General Average for the Ever Given

For those shippers and freight forwarders with cargo on the Ever Given the clean up has begun. Freeing the vessel and re-opening the Suez Canal was just the start for the vessel’s owners. Salvage and vessel costs will need to be paid and this will prove costly.

Recovery cost is considerable which isn’t a surprise. The ship’s owner have no alternative to declare General Average. For those of us involved in shipping this will come as no surprise. Shipper’s on the Ever Given need to brace themselves to wait for a cargo release date. Insured customers will receive their cargo first. Un-Insured shippers need the full costs to obtain release.

What is General Average

Forwarders Matter cover General Average regularly. It allows the Ship Owner to recover funds from those with cargo on board. For those with insurance in place this will not be an issue as your freight forwarders provides the insurance certificates to the ship-owner. This allows release of cargo. For those without insurance this will lead to significant delays whilst they work out the level of General Average required.
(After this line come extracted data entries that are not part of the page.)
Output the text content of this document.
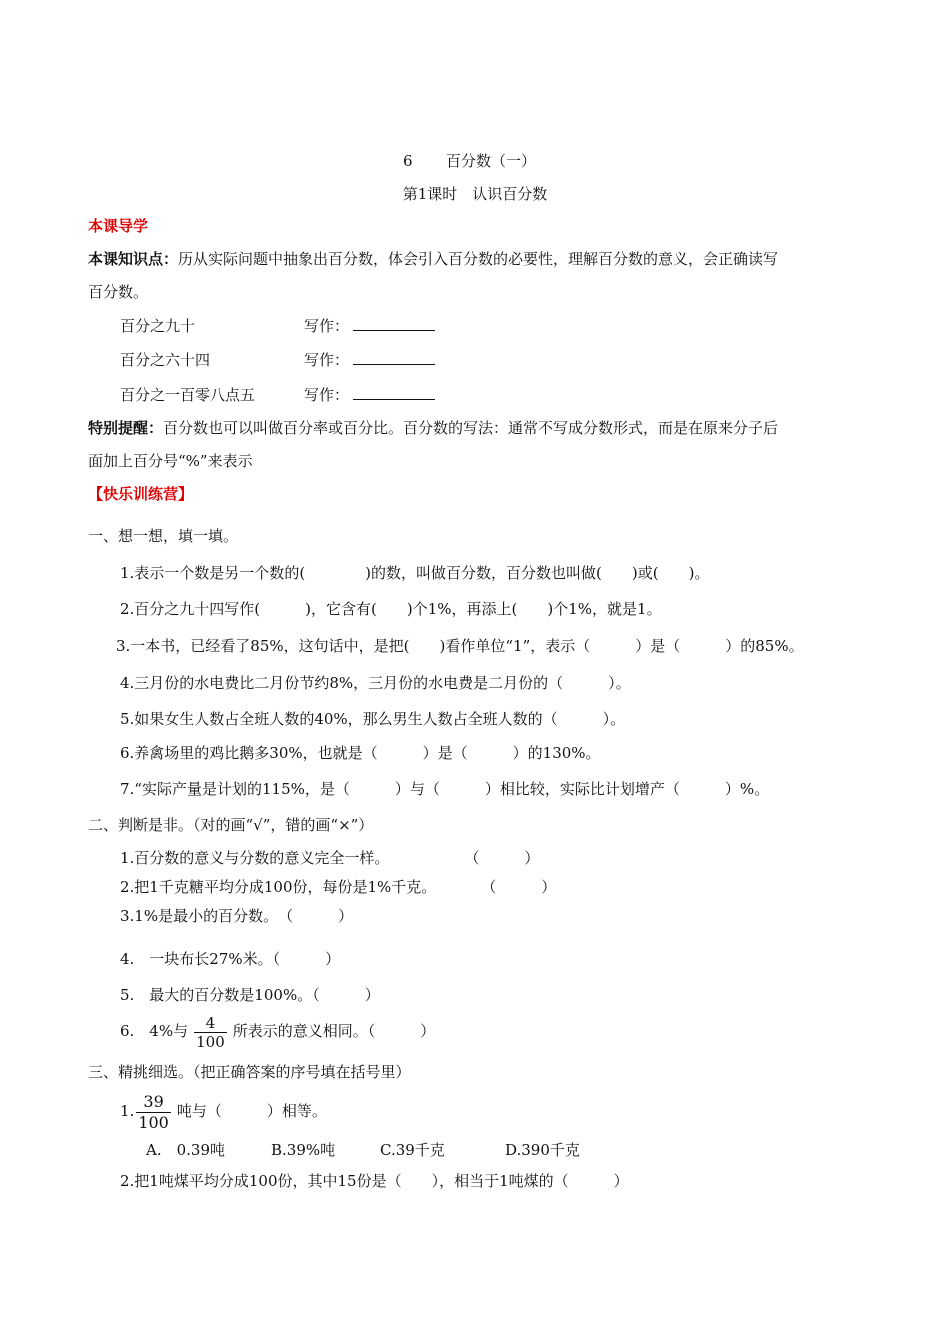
6 百分数（一）
第1课时　认识百分数
本课导学
本课知识点：历从实际问题中抽象出百分数，体会引入百分数的必要性，理解百分数的意义，会正确读写
百分数。
百分之九十	写作：
百分之六十四	写作：
百分之一百零八点五	写作：
特别提醒：百分数也可以叫做百分率或百分比。百分数的写法：通常不写成分数形式，而是在原来分子后
面加上百分号“%”来表示
【快乐训练营】
一、想一想，填一填。
1.表示一个数是另一个数的(　　　　)的数，叫做百分数，百分数也叫做(　　)或(　　)。
2.百分之九十四写作(　　　)，它含有(　　)个1%，再添上(　　)个1%，就是1。
3.一本书，已经看了85%，这句话中，是把(　　)看作单位“1”，表示（　　　）是（　　　）的85%。
4.三月份的水电费比二月份节约8%，三月份的水电费是二月份的（　　　）。
5.如果女生人数占全班人数的40%，那么男生人数占全班人数的（　　　）。
6.养禽场里的鸡比鹅多30%，也就是（　　　）是（　　　）的130%。
7.“实际产量是计划的115%，是（　　　）与（　　　）相比较，实际比计划增产（　　　）%。
二、判断是非。（对的画“√”，错的画“×”）
1.百分数的意义与分数的意义完全一样。　　　　　　（　　　）
2.把1千克糖平均分成100份，每份是1%千克。　　　　（　　　）
3.1%是最小的百分数。　（　　　）
4.　一块布长27%米。（　　　）
5.　最大的百分数是100%。（　　　）
6.　4%与 $\frac{4}{100}$ 所表示的意义相同。（　　　）
三、精挑细选。（把正确答案的序号填在括号里）
1. $\frac{39}{100}$ 吨与（　　　）相等。
A.　0.39吨	B.39%吨	C.39千克	D.390千克
2.把1吨煤平均分成100份，其中15份是（　　），相当于1吨煤的（　　　）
The term is simple : General Average is a maritime law that requires the Shipowner and the customers share a proportionate amount of the costs associated with saving a ship after a major casualty. General Average declares and cargo owners contribute to a GA fund. Cargo release is obtained by payment of a security deposit into the GA Bond.

In this instance that cost is likely to be large and complex to work out. The costs include claims from other parties which will delay claims adjustors assessing the level of costs incurred. Those with insurance in place will simply provide an insurance certificate. Those without insurance need the final figures to pay their deposit. Difficult to provide a time-frame, could be weeks or month’s.

An example of cargo under General Average

A good example of how general average works was the Maersk Honam. Back in 2018 the vessel had a fire on board. The claims adjustor settled the fixed salvage security at 42.5% of cargo value and 11.5% as a GA Deposit. Cargo value at $100,000 the deposit to obtain release of your cargo was $54,000.

It allowed the vessel owner to put a Lien on the cargo. Authorising them to sell where the security bond is not paid by the cargo owner.

Should freight-forwarders sell insurance

This question should a freight forwarder sell insurance. Is your logistics provider only interested in providing and competing on the cheapest price. Are you asking the freight forwarder the correct questions.

Would you blame the freight forwarder if he is coming to you as a shipper to request a GA payment and advising if you do not pay you will lose your goods? Have they made you aware of the risks involved in shipping cargo by sea un-insured. It isn’t the value of your goods that you are risking. General average can increase that risk considerably. Should you as goods owner risk shipping without insurance?

Only the shipper can answer the question of whether the risks of saving a small percentage of freight costs by removing insurance is worthwhile. We at Forwarders Matter cannot see any justification for taking that risk. Especially when shipping goods by sea.